A un anno dall’entrata in vigore del nuovo codice della strada, i dati sulla sicurezza stradale mostrano risultati contrastanti. L’osservatorio Verti Movers, di Verti Assicurazioni, segnala una riduzione complessiva dei sinistri (-3,9%) e dei sinistri con feriti (-2,8%), ma allo stesso tempo registra un aumento dei decessi (+7,7%), indicando una maggiore pericolosità degli incidenti rimasti.
Lo studio ha analizzato oltre 500.000 assicurati per capire come le nuove norme abbiano impattato sulla sicurezza degli automobilisti italiani.

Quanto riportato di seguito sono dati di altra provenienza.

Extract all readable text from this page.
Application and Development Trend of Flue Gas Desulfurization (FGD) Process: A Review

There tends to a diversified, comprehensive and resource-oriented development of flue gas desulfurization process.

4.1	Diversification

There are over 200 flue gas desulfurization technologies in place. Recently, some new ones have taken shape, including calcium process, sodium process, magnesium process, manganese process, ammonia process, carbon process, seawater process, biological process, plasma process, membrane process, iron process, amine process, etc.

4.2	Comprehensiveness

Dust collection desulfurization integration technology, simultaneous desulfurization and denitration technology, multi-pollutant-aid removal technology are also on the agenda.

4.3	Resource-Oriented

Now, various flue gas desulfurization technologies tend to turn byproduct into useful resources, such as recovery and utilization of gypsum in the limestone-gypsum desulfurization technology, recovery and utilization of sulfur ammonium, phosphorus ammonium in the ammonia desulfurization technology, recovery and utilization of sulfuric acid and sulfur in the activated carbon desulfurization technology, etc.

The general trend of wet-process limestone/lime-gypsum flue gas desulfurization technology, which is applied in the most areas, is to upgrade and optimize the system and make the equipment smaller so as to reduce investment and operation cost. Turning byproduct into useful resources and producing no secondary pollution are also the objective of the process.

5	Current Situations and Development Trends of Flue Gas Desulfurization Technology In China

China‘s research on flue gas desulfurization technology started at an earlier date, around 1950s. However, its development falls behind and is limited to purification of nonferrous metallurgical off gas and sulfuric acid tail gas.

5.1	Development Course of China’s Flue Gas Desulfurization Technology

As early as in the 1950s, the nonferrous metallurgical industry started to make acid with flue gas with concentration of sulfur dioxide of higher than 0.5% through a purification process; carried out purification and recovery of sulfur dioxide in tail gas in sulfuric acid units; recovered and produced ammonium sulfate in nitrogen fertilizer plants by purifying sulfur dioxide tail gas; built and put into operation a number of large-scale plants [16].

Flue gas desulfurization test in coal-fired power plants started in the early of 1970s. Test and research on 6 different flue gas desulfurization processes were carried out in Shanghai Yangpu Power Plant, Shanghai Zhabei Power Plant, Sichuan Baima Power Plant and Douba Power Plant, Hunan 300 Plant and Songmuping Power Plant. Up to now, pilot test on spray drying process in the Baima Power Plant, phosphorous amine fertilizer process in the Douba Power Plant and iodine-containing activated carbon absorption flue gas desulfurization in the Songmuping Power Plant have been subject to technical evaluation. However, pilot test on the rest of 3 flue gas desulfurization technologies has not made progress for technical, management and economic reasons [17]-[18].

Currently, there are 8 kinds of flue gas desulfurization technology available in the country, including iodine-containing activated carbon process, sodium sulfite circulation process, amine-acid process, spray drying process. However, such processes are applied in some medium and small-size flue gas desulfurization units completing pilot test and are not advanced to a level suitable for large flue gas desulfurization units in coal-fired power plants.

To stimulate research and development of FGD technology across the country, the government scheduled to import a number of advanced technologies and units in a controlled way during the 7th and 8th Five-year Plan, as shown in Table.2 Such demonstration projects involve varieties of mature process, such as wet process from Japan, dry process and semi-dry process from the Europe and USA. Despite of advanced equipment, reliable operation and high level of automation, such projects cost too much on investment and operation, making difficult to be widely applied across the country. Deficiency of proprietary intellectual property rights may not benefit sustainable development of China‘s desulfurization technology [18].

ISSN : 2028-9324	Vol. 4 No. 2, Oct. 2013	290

Le automobili emergono come i veicoli più sicuri, con cali su tutti i fronti: meno sinistri totali (-4,2%) e meno morti (-19,4%).
Le moto registrano un aumento dei decessi, nonostante una lieve diminuzione dei feriti gravi (-2,5%), mentre i ciclomotori mostrano un miglioramento significativo, con -11,5% di feriti gravi.
L’analisi per età rivela che la fascia 50–59 anni concentra il maggior numero di sinistri, seguita dai 40–49enni. I 60–64enni, invece, presentano il picco dei decessi, in forte aumento rispetto al 2024 (+125%). Sul piano territoriale, le province più critiche risultano Belluno (+131%), Prato (+18%) e Caltanissetta (+18%), quest’ultima anche la più pericolosa per incidenti gravi (+2,5%). Torino e Genova si confermano più sicure, con rispettivi cali di -1% e -5% dei sinistri.
“Una probabile causa dell’aumento dei decessi nonostante la diminuzione dei sinistri è l’inasprimento delle sanzioni verso comportamenti tipici del traffico urbano - come l’uso del telefono o la mancata precedenza - dove si producono più incidenti, ma meno mortali” spiega Marco Buccigrossi, Digital Business Director di Verti Assicurazioni. “I dati Aci-Istat confermano però che le morti aumentano sulle strade ad alta velocità: da gennaio a giugno 2025, rispetto allo stesso periodo del 2024, le vittime diminuiscono sulle strade urbane (-8,4%) e extraurbane (-7,1%), mentre salgono sulle autostrade (+4,4%). Questo suggerisce che le nuove sanzioni riducono comportamenti imprudenti minori senza incidere sui rischi più elevati, legati a velocità, stanchezza o stati alterati. La vera sicurezza stradale passa sempre da prudenza, rispetto e buonsenso”.